Paul VI and Jacques Maritain

Paul VI and Jacques Maritain

How do you judge the most critical reactions to the Pope’s decision?
BRAGUE: Many now regard the Church as a party, and demand that the line of the Party-Church remain steady. But the Church is people, not a party or a company offering services. Perhaps this tolerance towards people attached to the mindset of the liturgy before the Council would be better understood in the intentions of the Pope if it were relativized, so to speak, showing that the same openness and willingness applies to other situations and other contexts, such as that of the Chinese bishops who for decades have had to live with a hostile regime, and deserve respect for that and not suspicion.
In short, the possible return to communion with Rome of the Lefebvrians would not lead to a revival in a postmodern fashion of nostalgia for the Ancien Régime?
BRAGUE: I think one should always keep in mind with gratitude the traditional distinctions between politics and religion, the Church and civil power. Mythizing the status of the Church at the time of the Ancien Régime is totally misplaced.

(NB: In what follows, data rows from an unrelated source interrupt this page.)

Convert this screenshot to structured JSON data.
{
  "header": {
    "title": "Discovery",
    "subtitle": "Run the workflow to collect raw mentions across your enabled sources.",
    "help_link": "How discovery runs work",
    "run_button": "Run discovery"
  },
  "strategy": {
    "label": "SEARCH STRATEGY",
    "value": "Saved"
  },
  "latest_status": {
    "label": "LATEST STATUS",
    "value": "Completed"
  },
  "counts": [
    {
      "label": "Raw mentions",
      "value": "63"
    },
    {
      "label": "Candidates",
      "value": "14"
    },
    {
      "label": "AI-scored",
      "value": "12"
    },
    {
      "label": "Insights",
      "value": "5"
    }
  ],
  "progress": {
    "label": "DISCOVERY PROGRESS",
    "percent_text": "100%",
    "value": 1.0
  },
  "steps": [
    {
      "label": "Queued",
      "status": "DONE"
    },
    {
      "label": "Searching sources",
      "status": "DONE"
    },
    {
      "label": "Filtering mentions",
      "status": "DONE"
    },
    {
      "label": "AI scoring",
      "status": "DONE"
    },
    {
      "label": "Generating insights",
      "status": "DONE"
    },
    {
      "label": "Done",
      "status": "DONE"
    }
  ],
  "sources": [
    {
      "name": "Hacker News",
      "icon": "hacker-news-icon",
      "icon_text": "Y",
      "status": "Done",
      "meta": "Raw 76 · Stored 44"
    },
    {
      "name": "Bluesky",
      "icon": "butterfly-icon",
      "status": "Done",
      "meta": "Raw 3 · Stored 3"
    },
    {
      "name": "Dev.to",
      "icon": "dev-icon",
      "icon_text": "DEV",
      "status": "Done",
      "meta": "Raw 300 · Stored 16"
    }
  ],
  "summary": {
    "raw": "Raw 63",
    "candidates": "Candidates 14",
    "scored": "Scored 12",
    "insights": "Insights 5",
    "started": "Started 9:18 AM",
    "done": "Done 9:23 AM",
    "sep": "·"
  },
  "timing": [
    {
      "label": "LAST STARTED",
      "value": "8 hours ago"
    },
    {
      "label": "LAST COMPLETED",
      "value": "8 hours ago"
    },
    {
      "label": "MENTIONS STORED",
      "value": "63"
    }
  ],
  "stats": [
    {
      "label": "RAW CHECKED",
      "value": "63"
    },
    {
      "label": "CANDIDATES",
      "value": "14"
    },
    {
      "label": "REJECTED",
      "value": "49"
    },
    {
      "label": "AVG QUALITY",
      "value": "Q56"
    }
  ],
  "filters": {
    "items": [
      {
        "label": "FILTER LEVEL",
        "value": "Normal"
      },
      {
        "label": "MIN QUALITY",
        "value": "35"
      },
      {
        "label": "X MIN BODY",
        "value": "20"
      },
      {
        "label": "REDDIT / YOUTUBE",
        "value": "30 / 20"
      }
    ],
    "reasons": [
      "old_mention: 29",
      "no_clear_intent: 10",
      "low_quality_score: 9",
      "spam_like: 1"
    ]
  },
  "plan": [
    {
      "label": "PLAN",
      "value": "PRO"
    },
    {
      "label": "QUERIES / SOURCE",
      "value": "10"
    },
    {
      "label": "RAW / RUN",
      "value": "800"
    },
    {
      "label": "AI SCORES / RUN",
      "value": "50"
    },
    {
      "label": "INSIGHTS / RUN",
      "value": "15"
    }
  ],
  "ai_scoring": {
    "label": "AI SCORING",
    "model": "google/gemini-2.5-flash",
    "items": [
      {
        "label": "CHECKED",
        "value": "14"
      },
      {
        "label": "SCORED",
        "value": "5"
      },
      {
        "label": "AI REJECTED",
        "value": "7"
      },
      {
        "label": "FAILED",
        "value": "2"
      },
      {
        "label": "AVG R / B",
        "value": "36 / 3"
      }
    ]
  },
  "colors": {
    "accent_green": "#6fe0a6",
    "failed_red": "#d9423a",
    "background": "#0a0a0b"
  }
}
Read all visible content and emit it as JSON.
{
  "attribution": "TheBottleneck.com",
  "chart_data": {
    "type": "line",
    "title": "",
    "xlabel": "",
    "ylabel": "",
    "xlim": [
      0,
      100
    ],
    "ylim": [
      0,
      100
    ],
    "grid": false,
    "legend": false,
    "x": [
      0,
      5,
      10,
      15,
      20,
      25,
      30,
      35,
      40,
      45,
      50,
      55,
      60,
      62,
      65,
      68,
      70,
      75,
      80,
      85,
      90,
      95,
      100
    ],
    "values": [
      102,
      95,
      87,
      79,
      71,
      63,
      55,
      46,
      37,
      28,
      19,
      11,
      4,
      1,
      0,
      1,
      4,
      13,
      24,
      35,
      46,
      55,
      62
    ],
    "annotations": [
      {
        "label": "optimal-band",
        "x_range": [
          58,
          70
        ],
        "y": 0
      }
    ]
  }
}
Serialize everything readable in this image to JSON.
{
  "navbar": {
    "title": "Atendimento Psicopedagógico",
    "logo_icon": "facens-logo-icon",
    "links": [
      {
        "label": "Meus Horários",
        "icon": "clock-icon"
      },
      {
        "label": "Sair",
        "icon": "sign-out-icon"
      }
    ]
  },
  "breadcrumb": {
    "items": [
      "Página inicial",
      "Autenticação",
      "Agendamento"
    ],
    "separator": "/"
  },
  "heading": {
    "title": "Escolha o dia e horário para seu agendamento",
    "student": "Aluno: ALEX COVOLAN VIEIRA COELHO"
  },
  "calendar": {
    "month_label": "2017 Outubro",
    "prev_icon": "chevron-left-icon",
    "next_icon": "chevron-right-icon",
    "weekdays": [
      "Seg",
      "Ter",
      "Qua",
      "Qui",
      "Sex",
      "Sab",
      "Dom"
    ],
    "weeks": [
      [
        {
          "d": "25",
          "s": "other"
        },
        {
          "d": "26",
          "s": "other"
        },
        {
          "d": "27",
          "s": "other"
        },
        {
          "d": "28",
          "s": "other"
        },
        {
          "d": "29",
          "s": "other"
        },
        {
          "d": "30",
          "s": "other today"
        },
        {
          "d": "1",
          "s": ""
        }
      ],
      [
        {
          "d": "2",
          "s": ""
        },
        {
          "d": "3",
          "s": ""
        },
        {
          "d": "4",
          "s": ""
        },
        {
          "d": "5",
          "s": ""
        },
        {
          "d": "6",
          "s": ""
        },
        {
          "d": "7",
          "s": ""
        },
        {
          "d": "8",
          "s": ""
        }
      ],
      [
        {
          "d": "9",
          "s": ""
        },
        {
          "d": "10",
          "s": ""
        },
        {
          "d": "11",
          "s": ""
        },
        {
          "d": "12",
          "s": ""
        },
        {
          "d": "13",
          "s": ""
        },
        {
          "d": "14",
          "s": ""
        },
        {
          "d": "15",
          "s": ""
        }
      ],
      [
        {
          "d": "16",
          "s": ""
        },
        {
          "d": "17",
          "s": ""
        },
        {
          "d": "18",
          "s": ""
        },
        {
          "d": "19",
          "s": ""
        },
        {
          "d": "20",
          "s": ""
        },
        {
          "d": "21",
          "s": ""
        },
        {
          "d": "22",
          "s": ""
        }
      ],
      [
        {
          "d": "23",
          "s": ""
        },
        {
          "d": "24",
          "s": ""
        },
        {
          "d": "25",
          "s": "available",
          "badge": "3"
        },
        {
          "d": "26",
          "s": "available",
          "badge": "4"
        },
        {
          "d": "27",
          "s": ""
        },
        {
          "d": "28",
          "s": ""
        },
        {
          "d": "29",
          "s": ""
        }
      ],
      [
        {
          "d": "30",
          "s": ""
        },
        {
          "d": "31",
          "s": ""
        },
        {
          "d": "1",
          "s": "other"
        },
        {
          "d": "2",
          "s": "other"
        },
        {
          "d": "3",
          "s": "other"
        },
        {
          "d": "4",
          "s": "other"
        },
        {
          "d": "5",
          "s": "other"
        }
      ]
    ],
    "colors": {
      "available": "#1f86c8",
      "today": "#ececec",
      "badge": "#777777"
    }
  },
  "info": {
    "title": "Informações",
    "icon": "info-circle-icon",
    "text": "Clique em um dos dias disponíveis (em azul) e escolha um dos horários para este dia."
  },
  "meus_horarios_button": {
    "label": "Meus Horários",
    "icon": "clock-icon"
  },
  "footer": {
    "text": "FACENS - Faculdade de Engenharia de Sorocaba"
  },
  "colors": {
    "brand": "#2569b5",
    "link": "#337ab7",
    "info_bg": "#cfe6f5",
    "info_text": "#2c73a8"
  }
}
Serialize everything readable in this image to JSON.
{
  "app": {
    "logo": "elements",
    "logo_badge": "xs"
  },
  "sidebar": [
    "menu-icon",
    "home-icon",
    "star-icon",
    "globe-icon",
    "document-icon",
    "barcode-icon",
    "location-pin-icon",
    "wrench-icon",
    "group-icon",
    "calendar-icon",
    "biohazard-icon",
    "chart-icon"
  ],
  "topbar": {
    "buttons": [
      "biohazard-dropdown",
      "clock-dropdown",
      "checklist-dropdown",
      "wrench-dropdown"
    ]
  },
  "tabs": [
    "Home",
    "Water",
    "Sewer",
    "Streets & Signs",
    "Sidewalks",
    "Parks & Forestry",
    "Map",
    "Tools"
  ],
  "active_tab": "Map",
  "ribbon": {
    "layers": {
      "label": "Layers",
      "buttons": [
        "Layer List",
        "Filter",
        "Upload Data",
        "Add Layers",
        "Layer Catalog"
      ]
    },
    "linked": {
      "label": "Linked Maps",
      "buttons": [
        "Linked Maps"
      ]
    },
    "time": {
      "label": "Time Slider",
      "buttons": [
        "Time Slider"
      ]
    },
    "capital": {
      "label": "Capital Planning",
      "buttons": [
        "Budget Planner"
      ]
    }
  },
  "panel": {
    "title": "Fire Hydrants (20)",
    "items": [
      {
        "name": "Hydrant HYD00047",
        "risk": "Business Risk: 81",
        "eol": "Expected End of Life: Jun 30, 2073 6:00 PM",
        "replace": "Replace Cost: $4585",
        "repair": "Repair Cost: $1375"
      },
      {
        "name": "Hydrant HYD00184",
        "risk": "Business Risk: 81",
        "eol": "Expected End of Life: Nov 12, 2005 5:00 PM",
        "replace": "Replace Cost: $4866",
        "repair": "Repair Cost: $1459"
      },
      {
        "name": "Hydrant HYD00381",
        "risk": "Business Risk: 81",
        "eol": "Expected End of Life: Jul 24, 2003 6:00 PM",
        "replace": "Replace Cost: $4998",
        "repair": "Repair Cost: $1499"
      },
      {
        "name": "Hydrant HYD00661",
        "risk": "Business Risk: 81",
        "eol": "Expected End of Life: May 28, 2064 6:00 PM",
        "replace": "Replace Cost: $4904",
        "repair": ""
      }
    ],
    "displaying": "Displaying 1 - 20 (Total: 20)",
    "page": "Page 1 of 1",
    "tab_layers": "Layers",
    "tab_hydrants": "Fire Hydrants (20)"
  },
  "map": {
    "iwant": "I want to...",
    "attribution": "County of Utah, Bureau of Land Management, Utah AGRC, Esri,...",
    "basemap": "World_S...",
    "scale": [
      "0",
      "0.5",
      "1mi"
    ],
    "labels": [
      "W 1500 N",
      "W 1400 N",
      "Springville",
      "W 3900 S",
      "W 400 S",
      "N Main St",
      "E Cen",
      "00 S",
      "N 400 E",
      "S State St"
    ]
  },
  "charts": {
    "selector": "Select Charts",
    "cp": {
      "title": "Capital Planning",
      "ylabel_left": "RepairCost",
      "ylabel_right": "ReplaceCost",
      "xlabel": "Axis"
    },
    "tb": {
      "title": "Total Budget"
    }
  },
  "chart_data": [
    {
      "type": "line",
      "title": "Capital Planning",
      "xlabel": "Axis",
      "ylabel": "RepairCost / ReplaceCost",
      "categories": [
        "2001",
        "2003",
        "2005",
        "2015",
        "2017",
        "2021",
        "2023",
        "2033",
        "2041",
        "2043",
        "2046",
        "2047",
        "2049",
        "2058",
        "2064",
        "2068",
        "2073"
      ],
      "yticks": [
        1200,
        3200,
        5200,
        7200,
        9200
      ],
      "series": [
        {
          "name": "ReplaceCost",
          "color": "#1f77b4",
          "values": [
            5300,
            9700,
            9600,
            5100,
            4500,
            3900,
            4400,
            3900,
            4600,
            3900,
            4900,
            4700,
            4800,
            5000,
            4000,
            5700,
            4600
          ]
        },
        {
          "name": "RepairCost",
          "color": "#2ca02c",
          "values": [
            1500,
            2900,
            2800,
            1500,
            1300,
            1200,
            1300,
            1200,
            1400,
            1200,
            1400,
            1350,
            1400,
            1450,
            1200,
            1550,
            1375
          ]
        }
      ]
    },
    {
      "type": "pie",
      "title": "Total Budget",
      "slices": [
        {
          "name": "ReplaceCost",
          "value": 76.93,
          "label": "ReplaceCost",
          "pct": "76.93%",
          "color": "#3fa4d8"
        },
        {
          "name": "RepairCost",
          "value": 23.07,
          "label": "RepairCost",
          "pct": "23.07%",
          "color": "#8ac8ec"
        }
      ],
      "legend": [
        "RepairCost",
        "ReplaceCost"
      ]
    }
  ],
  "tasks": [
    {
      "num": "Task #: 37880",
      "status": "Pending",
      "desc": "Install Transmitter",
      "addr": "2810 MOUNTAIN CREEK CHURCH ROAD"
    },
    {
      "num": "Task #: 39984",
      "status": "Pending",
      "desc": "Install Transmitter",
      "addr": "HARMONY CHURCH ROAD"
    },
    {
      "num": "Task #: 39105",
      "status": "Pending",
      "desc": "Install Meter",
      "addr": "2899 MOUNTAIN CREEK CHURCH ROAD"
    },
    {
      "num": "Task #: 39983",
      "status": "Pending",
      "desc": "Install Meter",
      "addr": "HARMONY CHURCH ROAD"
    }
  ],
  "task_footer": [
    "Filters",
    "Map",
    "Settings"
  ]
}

The Ancien Régime was a history of constant conflict between papacy and empire, and between the Gallican and Ultramontane tendency, that only made the Church more cumbersome and opaque. It performs its task best when it is most transparent with Christ.
The debate on how to conceive the relationship between the Church and the world comes up continuously even today.
BRAGUE: At this point we must bear in mind one thing: you cannot ask Christians to do things that are good only for Christians.